Depth to Target at 0 Vertical Section: The target depth immediately beneath the rig location was 3241′MD/3186′TVD @ VS = 0 . (Expected landing depth at 150′ VS = 3243′MD/3188′TVD .) (Figure 11: Projected drilling trajectory).

Projected drilling trajectory
FIGURE 11 Projected drilling trajectory
  • Average Dip / Dip Variation: Average dip across the field was determined to be 0.6º to the South, ranging from 0.5º to 2º. Dip measurements from the Roberts #3 Original Hole CBIL log showed dips ranging from 1.3º to 2.0º (Figure 12: CBIL Log). (Note that dip “tadpoles” on the Dip Angle log point in a northwesterly direction. This direction is in contradiction to the overall southerly field dip. However, tadpole orientation must be discounted from this display, because this CBIL tool was run without an orientation module to measure borehole deviation, and the borehole was logged on the assumption that deviation was zero. Even a slight borehole deviation would therefore affect the overall tadpole orientation)
CBIL Log
FIGURE 12 CBIL Log
  • Structural Model: Only one target was selected for this well, so no elaborate modeling was required. Despite this fact, structure maps were created for the top of the pay sand, along with the top of the Irondequoit Limestone, the top of the lowermost sand that can be correlated directly overlying the pay zone. These maps revealed no disconcerting changes in the structural trend from one horizon to the next. However, the structural model revealed the presence of two normal faults near the Roberts #3 well. These NW-SE trending faults bracketed the well, with one fault located to the NE and one located to the SW of the Roberts #3 well. These faults played a role in determining the azimuth of the horizontal wellbore.

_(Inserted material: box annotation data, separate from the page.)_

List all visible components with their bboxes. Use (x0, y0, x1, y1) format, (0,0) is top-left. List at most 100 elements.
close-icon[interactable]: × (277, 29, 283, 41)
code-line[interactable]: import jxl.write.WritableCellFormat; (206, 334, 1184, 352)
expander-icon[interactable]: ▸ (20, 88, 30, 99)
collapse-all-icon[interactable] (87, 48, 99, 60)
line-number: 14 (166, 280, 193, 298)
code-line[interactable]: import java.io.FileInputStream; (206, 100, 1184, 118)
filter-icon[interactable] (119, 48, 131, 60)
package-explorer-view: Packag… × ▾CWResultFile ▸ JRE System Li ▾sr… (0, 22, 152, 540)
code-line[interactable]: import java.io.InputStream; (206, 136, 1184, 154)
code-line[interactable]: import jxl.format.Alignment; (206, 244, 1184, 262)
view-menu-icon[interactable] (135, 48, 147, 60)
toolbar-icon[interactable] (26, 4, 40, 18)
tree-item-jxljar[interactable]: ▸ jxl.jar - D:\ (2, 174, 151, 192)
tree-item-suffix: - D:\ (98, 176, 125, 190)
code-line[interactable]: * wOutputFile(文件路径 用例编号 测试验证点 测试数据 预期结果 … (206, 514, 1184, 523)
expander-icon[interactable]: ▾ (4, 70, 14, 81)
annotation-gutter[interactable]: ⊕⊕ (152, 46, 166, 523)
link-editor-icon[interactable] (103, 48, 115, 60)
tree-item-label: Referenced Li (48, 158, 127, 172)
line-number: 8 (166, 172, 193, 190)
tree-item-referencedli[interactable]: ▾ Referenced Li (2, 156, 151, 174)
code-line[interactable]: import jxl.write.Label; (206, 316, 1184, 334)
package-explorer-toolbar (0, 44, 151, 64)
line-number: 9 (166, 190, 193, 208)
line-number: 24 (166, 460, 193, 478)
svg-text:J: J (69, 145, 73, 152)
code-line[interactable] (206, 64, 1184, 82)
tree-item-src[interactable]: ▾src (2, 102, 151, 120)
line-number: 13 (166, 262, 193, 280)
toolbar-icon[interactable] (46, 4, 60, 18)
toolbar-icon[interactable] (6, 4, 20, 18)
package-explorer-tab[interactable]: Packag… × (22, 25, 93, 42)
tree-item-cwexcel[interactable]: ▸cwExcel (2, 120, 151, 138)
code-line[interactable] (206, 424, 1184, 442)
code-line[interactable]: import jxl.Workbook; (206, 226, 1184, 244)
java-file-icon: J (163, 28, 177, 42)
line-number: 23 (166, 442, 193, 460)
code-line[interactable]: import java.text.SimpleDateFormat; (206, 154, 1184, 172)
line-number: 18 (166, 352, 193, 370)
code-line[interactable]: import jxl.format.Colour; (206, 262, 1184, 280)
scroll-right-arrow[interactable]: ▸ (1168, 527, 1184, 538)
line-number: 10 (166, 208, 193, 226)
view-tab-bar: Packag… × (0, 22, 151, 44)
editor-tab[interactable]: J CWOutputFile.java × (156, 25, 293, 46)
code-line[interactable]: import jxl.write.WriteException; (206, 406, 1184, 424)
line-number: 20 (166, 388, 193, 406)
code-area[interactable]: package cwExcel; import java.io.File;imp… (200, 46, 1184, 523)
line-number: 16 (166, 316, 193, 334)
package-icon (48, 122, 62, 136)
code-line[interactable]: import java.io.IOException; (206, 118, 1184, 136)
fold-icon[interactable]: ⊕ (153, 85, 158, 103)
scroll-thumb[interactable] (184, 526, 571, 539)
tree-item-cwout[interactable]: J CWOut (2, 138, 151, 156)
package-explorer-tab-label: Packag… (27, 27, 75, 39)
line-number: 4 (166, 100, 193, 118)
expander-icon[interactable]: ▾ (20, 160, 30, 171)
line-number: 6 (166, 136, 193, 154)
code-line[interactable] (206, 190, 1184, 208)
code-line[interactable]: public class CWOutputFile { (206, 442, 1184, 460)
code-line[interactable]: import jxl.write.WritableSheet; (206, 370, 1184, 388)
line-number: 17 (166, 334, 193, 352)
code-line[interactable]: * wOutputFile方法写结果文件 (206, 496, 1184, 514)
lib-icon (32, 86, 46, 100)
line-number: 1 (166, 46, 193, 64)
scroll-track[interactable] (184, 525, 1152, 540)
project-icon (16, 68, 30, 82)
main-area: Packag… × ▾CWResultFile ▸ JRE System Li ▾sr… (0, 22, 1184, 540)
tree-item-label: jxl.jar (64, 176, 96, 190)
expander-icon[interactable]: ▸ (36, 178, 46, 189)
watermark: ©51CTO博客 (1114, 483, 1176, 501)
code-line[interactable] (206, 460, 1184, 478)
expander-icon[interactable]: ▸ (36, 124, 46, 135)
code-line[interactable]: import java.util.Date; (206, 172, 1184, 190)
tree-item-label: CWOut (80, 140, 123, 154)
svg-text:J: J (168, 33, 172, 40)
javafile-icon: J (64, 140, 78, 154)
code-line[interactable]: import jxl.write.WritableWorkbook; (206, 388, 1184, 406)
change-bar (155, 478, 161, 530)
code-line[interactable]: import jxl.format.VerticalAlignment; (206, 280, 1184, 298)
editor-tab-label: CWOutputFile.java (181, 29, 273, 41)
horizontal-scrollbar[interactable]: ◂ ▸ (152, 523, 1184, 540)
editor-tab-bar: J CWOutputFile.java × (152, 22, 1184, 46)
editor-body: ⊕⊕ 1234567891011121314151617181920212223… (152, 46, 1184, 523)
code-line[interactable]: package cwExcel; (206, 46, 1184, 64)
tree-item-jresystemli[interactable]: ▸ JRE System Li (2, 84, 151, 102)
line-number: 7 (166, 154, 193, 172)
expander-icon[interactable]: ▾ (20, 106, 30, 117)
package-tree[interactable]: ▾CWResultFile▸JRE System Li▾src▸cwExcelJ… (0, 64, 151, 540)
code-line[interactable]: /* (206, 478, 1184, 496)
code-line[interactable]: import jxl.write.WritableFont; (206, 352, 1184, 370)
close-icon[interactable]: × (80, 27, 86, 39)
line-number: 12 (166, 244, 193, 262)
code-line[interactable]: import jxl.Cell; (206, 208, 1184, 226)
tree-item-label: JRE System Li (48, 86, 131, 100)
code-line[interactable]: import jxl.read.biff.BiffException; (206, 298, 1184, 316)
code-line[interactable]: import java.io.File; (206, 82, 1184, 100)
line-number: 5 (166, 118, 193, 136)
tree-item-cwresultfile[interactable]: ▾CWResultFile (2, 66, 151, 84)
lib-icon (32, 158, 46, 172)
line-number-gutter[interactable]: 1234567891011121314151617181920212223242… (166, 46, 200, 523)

  • Depth to Gas / Oil / Water contacts: The original gas/water contact, which defines the southern boundary of the field, was found at a depth of -1491 feet subsea, and lies approximately 3000 feet to the south of the Roberts #3 Original Hole. This contact influenced the decision to point the well in a Northwesterly direction (away from the contact).
  • Lateral exposure to target: Friction losses during flow increase along the lateral section of a wellbore with each foot drilled horizontally. Beyond a certain horizontal length, friction loss will eventually increase to a point where additional lateral extension will contribute only marginally to the well’s performance. This is especially true in gas wells, because high velocities in the near-wellbore region create additional pressure drop due to inertial effects.
  • Build Up Rate for Curve: The well was planned as a short-to medium-radius well, kicking off from a previously-drilled Roberts #3 (Original Hole), which provided tight structural and stratigraphic control over the target zone of the horizontal well. The BUR of 0.6º per foot was planned so that the well would intercept the target at about 150 feet from the original hole. A minimal dip was anticipated, requiring a gentle rise of 11 feet to keep wellbore on the centerline.